Sukie followed with the drinks; Jane hurried in with a two-sided shaving mirror on a wire stand, an ashtray full of multicolored tacks, and a pincushion in the form of a little cloth apple. The time was a few minutes to seven; at seven the television programs changed and the children would be demanding to be fed. The three women set the mirror up on Jane's coffee table, an imitation cobbler's bench abandoned by the mechanical engineer as he cleared out for Texas. Within the mirror's silver circle everything was mag­nified, stretched and out of focus at the edges, vivid and huge at the center. In turn the women held the doll before it, as at the hungry round mouth of another world, and stuck in pins-and thumbtacks. "Aurai, Hanlii, Thamcii, Tilinos, Athamas, Zianor, Auonail," Alexandra recited.

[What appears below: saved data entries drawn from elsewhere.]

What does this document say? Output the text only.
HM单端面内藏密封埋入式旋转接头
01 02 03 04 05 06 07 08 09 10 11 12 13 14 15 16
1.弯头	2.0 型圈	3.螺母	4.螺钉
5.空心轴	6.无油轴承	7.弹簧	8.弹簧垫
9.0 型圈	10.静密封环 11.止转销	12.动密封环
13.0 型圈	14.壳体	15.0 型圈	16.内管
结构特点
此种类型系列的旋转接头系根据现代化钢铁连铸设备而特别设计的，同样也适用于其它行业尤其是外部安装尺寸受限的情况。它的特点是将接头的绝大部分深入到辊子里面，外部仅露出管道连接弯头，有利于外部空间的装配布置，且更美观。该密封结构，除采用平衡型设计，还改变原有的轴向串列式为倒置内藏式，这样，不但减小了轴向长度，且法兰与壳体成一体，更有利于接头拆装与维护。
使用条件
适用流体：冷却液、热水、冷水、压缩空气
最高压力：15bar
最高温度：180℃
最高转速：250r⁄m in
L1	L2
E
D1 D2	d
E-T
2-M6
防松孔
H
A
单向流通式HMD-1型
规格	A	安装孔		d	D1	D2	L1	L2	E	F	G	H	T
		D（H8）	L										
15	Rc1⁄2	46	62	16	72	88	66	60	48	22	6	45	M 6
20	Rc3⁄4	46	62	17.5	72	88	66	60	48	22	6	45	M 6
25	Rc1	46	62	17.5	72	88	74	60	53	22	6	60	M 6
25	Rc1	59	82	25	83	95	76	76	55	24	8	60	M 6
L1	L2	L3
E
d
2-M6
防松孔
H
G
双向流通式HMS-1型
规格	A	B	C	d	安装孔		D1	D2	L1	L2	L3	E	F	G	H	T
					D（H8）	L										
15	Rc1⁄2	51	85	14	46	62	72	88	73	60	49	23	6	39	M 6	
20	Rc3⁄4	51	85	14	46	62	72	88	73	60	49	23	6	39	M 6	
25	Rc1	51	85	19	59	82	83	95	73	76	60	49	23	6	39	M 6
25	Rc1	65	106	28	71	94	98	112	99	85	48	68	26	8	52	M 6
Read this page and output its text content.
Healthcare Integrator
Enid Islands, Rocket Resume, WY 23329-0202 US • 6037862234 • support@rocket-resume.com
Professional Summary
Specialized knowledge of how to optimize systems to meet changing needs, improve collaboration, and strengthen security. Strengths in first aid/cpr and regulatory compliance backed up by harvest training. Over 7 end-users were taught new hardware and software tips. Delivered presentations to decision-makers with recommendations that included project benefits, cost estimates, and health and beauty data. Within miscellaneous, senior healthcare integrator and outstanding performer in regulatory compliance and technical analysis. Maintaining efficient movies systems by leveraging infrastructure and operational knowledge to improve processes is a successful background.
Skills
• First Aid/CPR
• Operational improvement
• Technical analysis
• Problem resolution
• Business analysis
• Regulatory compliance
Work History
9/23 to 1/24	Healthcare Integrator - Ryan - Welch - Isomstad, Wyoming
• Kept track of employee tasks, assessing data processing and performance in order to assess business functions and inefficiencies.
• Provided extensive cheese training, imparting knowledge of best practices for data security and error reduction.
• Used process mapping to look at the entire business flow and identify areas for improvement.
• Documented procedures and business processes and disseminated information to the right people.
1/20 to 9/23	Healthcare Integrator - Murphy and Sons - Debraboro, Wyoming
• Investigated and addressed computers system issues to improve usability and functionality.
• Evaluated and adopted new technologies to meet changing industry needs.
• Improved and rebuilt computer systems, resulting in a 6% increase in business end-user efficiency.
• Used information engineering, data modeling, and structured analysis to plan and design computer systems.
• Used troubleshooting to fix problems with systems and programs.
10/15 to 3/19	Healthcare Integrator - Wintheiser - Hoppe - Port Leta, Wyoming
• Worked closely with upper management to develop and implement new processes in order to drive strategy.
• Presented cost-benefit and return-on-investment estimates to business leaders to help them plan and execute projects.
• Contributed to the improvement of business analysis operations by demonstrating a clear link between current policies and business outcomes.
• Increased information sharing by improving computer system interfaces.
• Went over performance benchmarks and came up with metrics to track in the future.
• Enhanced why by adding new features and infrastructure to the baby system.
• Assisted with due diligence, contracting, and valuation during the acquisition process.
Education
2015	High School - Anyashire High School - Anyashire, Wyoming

"Tzabaoth, Messiach, Emanuel, Elchim, Eibor, Yod, He, Vou, He!" Jane chanted in crisp sacrilege.

"Astachoth, Adonai, Agla, On, El, Tetragrammaton, Shema," Sukie said, "Ariston, Anaphaxeton, and then I forget what's next."

Breasts and head, hips and belly, in the points went. Distant indistinct shots and cries drifted into their ears as the television program's violence climaxed. The simulacrum had taken on a festive encrusted look— the bristle of a campaign map, the fey gaudiness of a Pop Art hand grenade, a voodoo glitter. The shaving mirror swam with reflected color. Jane held up the long needle, of a size to work thick thread through suede. "Who wants to poke this through the heart?"